To further evaluate the clinical feasibility of the 3D depth-coded PA microscopy, the human opisthenar and palm were imaged. Figures 5(a) and 5(b) show the photos of a human opisthenar and palm. The imaging area with a black dashed frame is about 5mm×5mm. The PA volumetric images of the whole skin corresponding to the opisthenar and the palm are shown in Figs. 5(c) and 5(d), respectively.
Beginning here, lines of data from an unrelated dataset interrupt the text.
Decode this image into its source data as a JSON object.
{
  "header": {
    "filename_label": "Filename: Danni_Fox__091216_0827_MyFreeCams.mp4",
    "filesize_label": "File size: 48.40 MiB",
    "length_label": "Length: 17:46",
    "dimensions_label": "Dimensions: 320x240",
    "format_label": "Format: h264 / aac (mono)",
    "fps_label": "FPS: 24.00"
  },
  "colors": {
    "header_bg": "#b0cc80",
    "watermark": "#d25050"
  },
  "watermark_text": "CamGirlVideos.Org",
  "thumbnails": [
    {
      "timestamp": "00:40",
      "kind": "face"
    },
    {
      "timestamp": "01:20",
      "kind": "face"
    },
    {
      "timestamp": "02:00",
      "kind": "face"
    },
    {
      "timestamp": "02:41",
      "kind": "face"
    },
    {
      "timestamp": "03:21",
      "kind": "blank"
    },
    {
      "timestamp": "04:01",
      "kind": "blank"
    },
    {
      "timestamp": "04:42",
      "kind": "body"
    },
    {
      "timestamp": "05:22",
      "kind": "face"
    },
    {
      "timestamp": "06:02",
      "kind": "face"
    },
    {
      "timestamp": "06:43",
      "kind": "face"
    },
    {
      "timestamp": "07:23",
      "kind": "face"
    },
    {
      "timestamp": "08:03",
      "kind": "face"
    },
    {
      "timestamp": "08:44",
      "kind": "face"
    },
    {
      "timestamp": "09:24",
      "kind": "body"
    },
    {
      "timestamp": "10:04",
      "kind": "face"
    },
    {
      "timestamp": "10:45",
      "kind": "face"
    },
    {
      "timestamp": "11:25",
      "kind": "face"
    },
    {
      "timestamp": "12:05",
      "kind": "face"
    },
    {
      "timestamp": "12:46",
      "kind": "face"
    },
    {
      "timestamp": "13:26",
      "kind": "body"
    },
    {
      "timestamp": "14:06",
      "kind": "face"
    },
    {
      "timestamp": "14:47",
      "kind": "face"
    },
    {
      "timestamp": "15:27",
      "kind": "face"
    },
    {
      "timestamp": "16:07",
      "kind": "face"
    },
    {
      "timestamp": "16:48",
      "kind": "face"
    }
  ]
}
From the images, it can be known that the imaging depth of the palm is about 2 mm, higher than that of the opisthenar (1.5 mm). It may be that a high concentration of the melanin on the opisthenar makes the depth of penetration shallower. Figures 5(e) and 5(f) exhibit the volumetric vascular images beneath the epidermis, which was seen from top to bottom. The counterpart vascular images seen from bottom to top are displayed in Figs. 5(g) and 5(h). We can find that the number of capillaries within the palm is higher than that of the opisthenar, which is more obvious in the dynamic anatomical video of the opisthenar and the palm in the supplementary videos. The 3D depth-coded PA vascular images corresponding to Figs. 5(e) and 5(f) are shown in Figs. 5(i) and 5(j). From the depth-coded PA images, it can be seen that the distribution of blood vessels below the palm is wider than that of the opisthenar, and the change in the diameter of the blood vessels is also more pronounced than that of the opisthenar. These results show that 3D depth-coded PA images can clearly reveal the distribution and morphological characteristics of the main vessels and capillaries in the dermis of the opisthenar and palm without an injection of any contrast agent, which has important value for clinical practice.

In order to provide more meaningful information, we developed the 3D depth-coded PA microscopy with a large imaging range. PA microscopy cannot only perform noninvasive and high-resolution imaging of biological tissues, but also provide comprehensible 3D pseudo-color PA images by the depth-coding technology. The system is expected to be applied in biomedical fields, such as tumor angiogenesis and monitoring of therapeutic process. The application of depth-coding technology can provide more intuitive depth information than volumetric imaging. Although the present system can provide high-resolution imaging with a large field of view, additional works are still needed to further mature this technique. The application of the 3D depth-coding technology in human blood vessels information coding is worse than that in animal experiments, and it should be improved on the algorithm to make the image quality better. A long-wavelength and higher repetition-rate laser will be essential to improve the imaging depth and speed^[21–23]. Furthermore, the multi-wavelength laser is also an underlying need, which will enrich the applications of PA microscopy by measuring oxyhemoglobin saturation.

In conclusion, we developed 3D depth-coded PA microscopy with a large field of view for skin imaging. The microscopy is capable of noninvasively imaging the skin at millimeter depths with high contrast and high resolution. The application of 3D depth-coding technology can reveal the depth information of blood vessels while reflecting the structure of the vascular network of biological tissues. PA microscopy is promising for making clear distribution and changes of vessels for vascular diseases. In addition, it can objectify and quantify the vascular diseases and quantitatively support a cure standard of clinical therapy.